Yaa evet, sorun bende, geçelim.

Geniş bir menü var, tabii ki hepsini denemek mümkün değil, biz 5 farklı çeşit denedik. Menüdeki adlarıyla sebass tiradito, seared scallop, tiger prawn special, sushi ball ve california roll.

Öncelikle belirteyim ki denediğim her şeyi tavsiye ederim. Sebass tiradito, trüf yağı ile tatlandırılmış levrek carpaccio idi. Tam gurme yazarı gibi oldum, asıl şimdiki cümleye bakın: seared scallop karamelize soğan yatağında sunulan deniz tarağı idi. Gaza geldim, gurme cümlesi diye de soğanlar için yataktan ziyade yorgan demek daha doğru, yani üstteydi. Karamelize soğan dediğim de cips haline getirilmiş soğanlardı. Kişisel fikrimdir ama ben bu tabağa soğanı pek yakıştıramadım.

Tiger prawn special ise çiğ balık yiyemeyenlerin tercih edebileceği, porsiyon olarak da doyurucu bir tabak. Kızarmış bir jumbo karides roll haline getirilmiş, dışındaki roll da kızarmış. Hem içinin hem dışının kızarmış olması nedeniyle suşi konseptine göre ağır olsa da lezzeti yerinde.

Sushi ball ise adından da tahmin edilebileceği gibi üzerine özel bir sos dökülmüş somonla kaplanmış pirinç topları şeklinde sunuluyor. California roll ise batı stilinde sunulan suşi klasiği.

Daha önce dediğim gibi ben yediğim her şeyi beğendim ama suşiyle arası olmayan beyim "tamam işte yedim, ama bir daha yemem" diyerek konuyu özetledi.

Tabii ki de suşi yemenin en meşakkatli unsuru olan çubuklarla imtihanım da her zamanki gibi zorlu geçti. Ancak bu sefer destek aldım. Çubuklara yukarıdan takılıp aralarındaki mesafeyi sabit tutarak sadece ucunu kıstırmaya yarayan bir aparat varmış, ben ilk defa gördüm şahsen.
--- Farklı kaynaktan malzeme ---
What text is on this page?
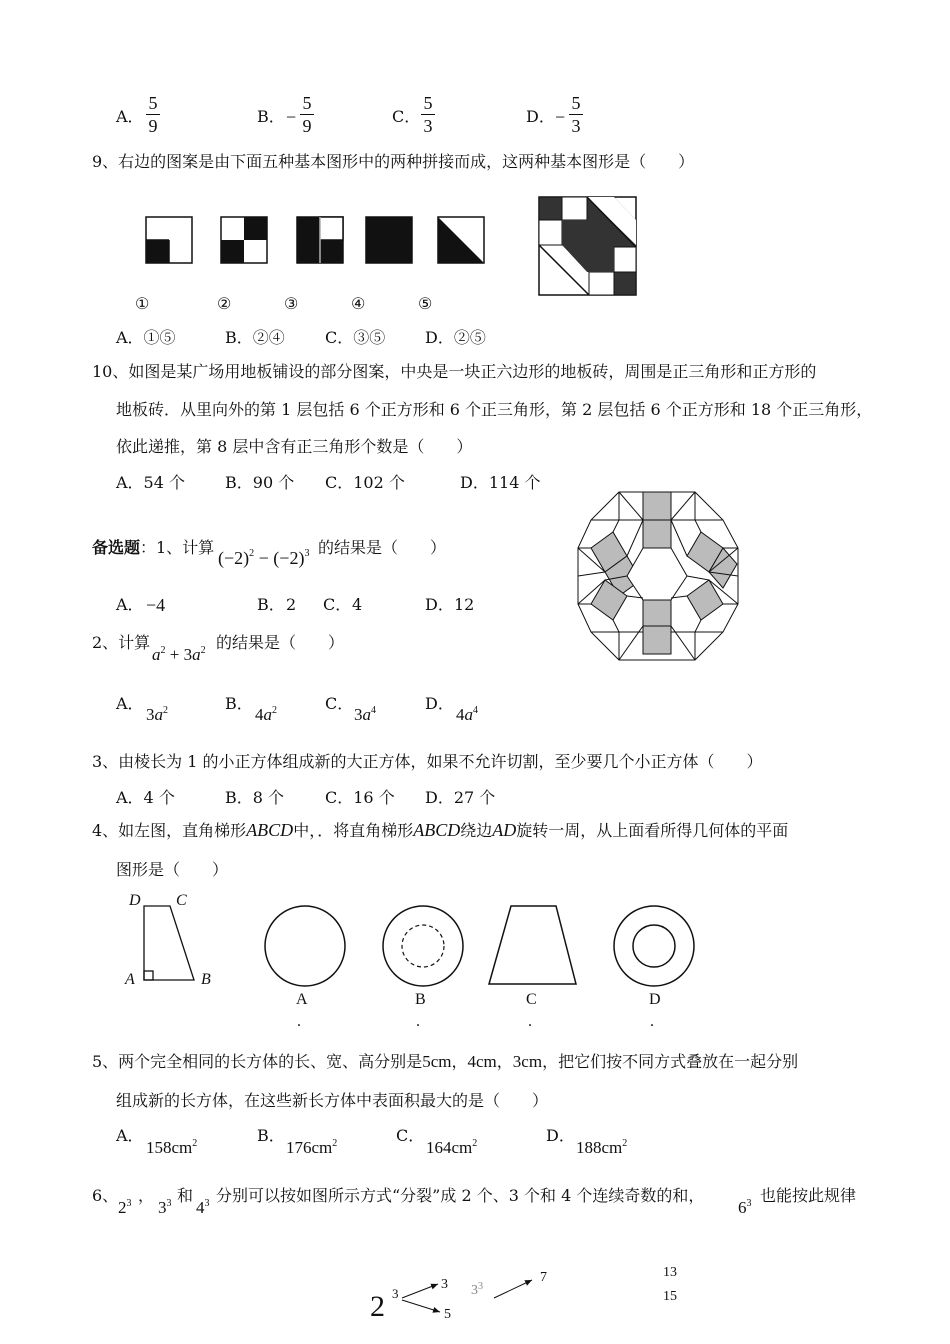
A．
5
9	B． −
5
9	C．
5
3	D． −
5
3
9、右边的图案是由下面五种基本图形中的两种拼接而成，这两种基本图形是（　　）
①	②	③	④	⑤
A．①⑤	B．②④	C．③⑤ D．②⑤
10、如图是某广场用地板铺设的部分图案，中央是一块正六边形的地板砖，周围是正三角形和正方形的
地板砖．从里向外的第 1 层包括 6 个正方形和 6 个正三角形，第 2 层包括 6 个正方形和 18 个正三角形，
依此递推，第 8 层中含有正三角形个数是（　　）
A．54 个 B．90 个 C．102 个	D．114 个
备选题 ：1、计算
$(-2)^2 - (-2)^3$ 的结果是（　　）
A． −4	B． 2 C． 4	D． 12
2、计算
$a^2 + 3a^2$ 的结果是（　　）
A．
$3a^2$	B．
$4a^2$	C．
$3a^4$	D．
$4a^4$
3、由棱长为 1 的小正方体组成新的大正方体，如果不允许切割，至少要几个小正方体（　　）
A．4 个	B．8 个	C．16 个 D．27 个
4、如左图，直角梯形ABCD中，．将直角梯形ABCD绕边AD旋转一周，从上面看所得几何体的平面
图形是（　　）
D C
A	B
A
.
B
.
C
.
D
.
5、两个完全相同的长方体的长、宽、高分别是5cm，4cm，3cm，把它们按不同方式叠放在一起分别
组成新的长方体，在这些新长方体中表面积最大的是（　　）
A．
$158cm^2$	B．
$176cm^2$	C．
$164cm^2$	D．
$188cm^2$
6、
$2^3$ ，
$3^3$ 和
$4^3$ 分别可以按如图所示方式“分裂”成 2 个、3 个和 4 个连续奇数的和，
$6^3$ 也能按此规律
2 3
3
5
$3^3$
7	13
15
Bu aparattan kullandık, çubuklarla yemek hayli kolay oldu bu sefer.

İlk defa çubuklarla yemeyi deneyen beyim ise çubukları eline alır almaz "yaaa aslında bunlara şöyle şöyle bir aparat yapacaksın" diye mekanizmayı bana anlatmaya başlamıştı bile. Söylememe gerek bile yok, cin fikirlidir kendisi.

Özetlemek gerekirse, eğer suşi seviyorsanız Sushimoto'yu kesinlikle denemenizi tavsiye ederim. Özellikle menüde moto style adı altında sunulan çeşitler gerçekten değişik.

2 yorum:

  1. Çengelköy'de de harika bir suşici var, oraya da beraber gidelim havalar şöyle bahar olduğunda.

    YanıtlaSil
    Yanıtlar
    1. Gidelim valla pek memnun olurum. Beyim de şaka maka alışmaya başladı susiye sanırım.